Je remercie très sincèrement Babelio Masse Critique, Nicolas et les éditions Flammarion pour m'avoir permis de lire et de critiquer "
Pas ce soir ».
Et je mets cinq étoiles pour ce roman !
En poussant un peu le trait, je me dis qu'il pourrait être déclaré « d'Utilité Générale ». On pourrait le distribuer aux jeunes couples, puis le redistribuer vers trente-cinq ans (l'époque des premiers enfants), puis vers cinquante ans (les changements hormonaux, la lassitude, l'usure du couple).

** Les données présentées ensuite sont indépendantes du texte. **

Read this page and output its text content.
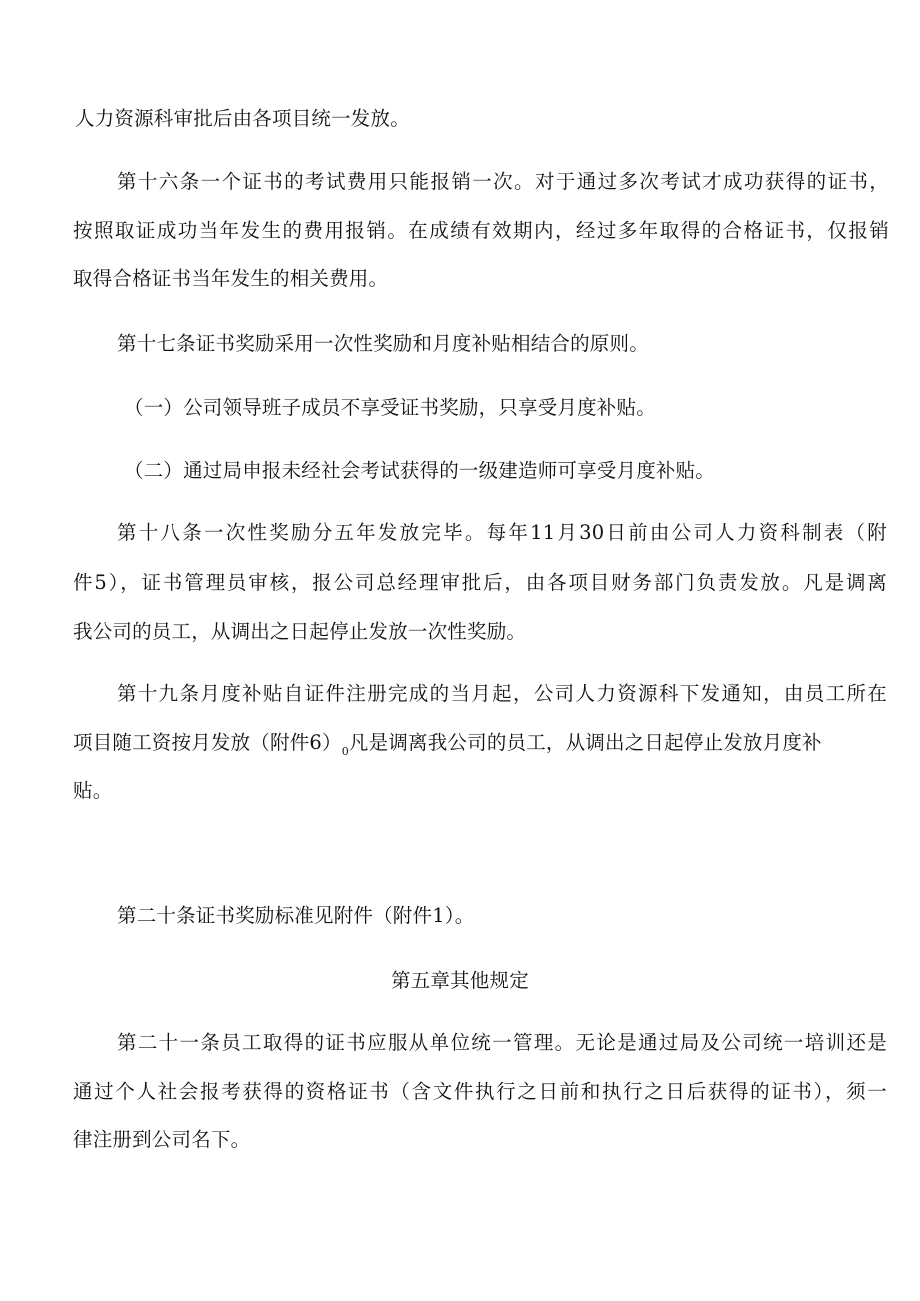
人力资源科审批后由各项目统一发放。
第十六条一个证书的考试费用只能报销一次。对于通过多次考试才成功获得的证书，
按照取证成功当年发生的费用报销。在成绩有效期内，经过多年取得的合格证书，仅报销
取得合格证书当年发生的相关费用。
第十七条证书奖励采用一次性奖励和月度补贴相结合的原则。
（一）公司领导班子成员不享受证书奖励，只享受月度补贴。
（二）通过局申报未经社会考试获得的一级建造师可享受月度补贴。
第十八条一次性奖励分五年发放完毕。每年11月30日前由公司人力资科制表（附
件5），证书管理员审核，报公司总经理审批后，由各项目财务部门负责发放。凡是调离
我公司的员工，从调出之日起停止发放一次性奖励。
第十九条月度补贴自证件注册完成的当月起，公司人力资源科下发通知，由员工所在
项目随工资按月发放（附件$6)_0$凡是调离我公司的员工，从调出之日起停止发放月度补
贴。
第二十条证书奖励标准见附件（附件1）。
第五章其他规定
第二十一条员工取得的证书应服从单位统一管理。无论是通过局及公司统一培训还是
通过个人社会报考获得的资格证书（含文件执行之日前和执行之日后获得的证书），须一
律注册到公司名下。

Il serait salutaire que femmes et hommes le lisent et le relisent pour se rappeler que nous sont très différents, en particulier en ce qui concerne la sexualité, mais que la parole devrait permettre de se comprendre et d'éviter les tempêtes intérieures et conflit larvés au sein du couple.

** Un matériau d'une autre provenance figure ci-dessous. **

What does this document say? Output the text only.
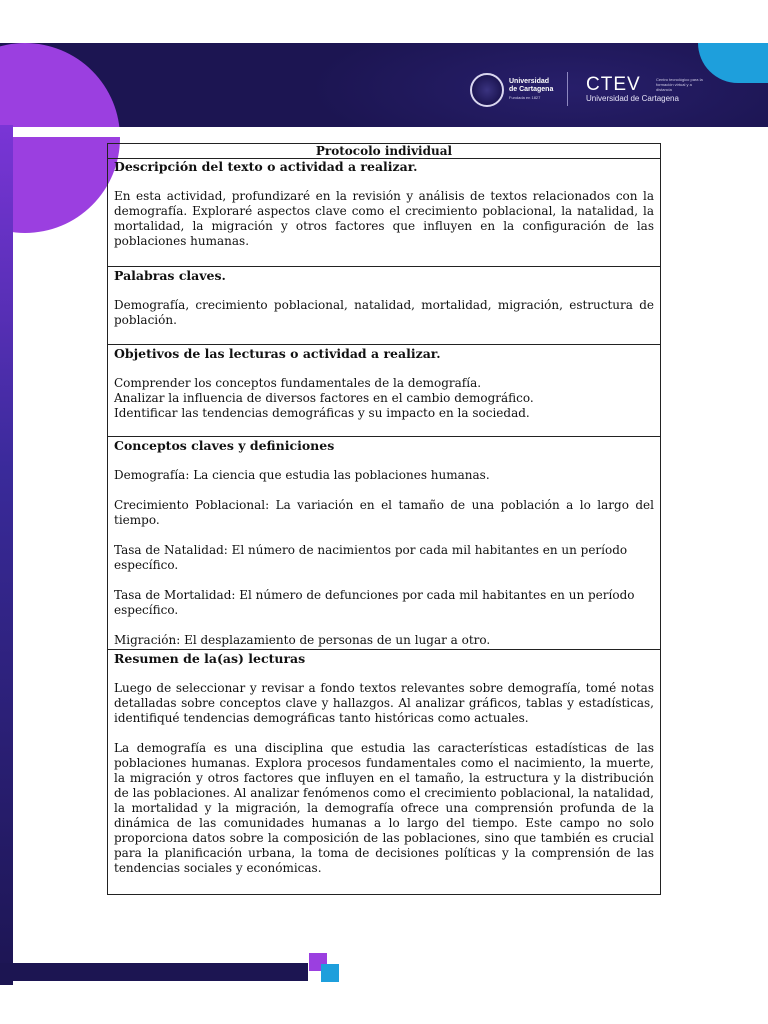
Universidad
de Cartagena
Fundada en 1827
CTEV
Universidad de Cartagena
Centro tecnológico para la formación virtual y a distancia
Protocolo individual
Descripción del texto o actividad a realizar.

En esta actividad, profundizaré en la revisión y análisis de textos relacionados con la demografía. Exploraré aspectos clave como el crecimiento poblacional, la natalidad, la mortalidad, la migración y otros factores que influyen en la configuración de las poblaciones humanas.

Palabras claves.

Demografía, crecimiento poblacional, natalidad, mortalidad, migración, estructura de población.

Objetivos de las lecturas o actividad a realizar.

Comprender los conceptos fundamentales de la demografía.

Analizar la influencia de diversos factores en el cambio demográfico.

Identificar las tendencias demográficas y su impacto en la sociedad.

Conceptos claves y definiciones

Demografía: La ciencia que estudia las poblaciones humanas.

Crecimiento Poblacional: La variación en el tamaño de una población a lo largo del tiempo.

Tasa de Natalidad: El número de nacimientos por cada mil habitantes en un período específico.

Tasa de Mortalidad: El número de defunciones por cada mil habitantes en un período específico.

Migración: El desplazamiento de personas de un lugar a otro.

Resumen de la(as) lecturas

Luego de seleccionar y revisar a fondo textos relevantes sobre demografía, tomé notas detalladas sobre conceptos clave y hallazgos. Al analizar gráficos, tablas y estadísticas, identifiqué tendencias demográficas tanto históricas como actuales.

La demografía es una disciplina que estudia las características estadísticas de las poblaciones humanas. Explora procesos fundamentales como el nacimiento, la muerte, la migración y otros factores que influyen en el tamaño, la estructura y la distribución de las poblaciones. Al analizar fenómenos como el crecimiento poblacional, la natalidad, la mortalidad y la migración, la demografía ofrece una comprensión profunda de la dinámica de las comunidades humanas a lo largo del tiempo. Este campo no solo proporciona datos sobre la composición de las poblaciones, sino que también es crucial para la planificación urbana, la toma de decisiones políticas y la comprensión de las tendencias sociales y económicas.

Le « héros » de ce roman est… « ce désir » qui ne lâche pas la plupart des hommes durant toute leur vie. Et nous allons partager les frustrations d'un homme que sa femme, Isa, délaisse tant au niveau sexuel que sensuelle (plus de petits gestes tendres, ils ne se touchent plus, ni pour faire l'amour, ni même pour se prendre la main ou s'embrasser).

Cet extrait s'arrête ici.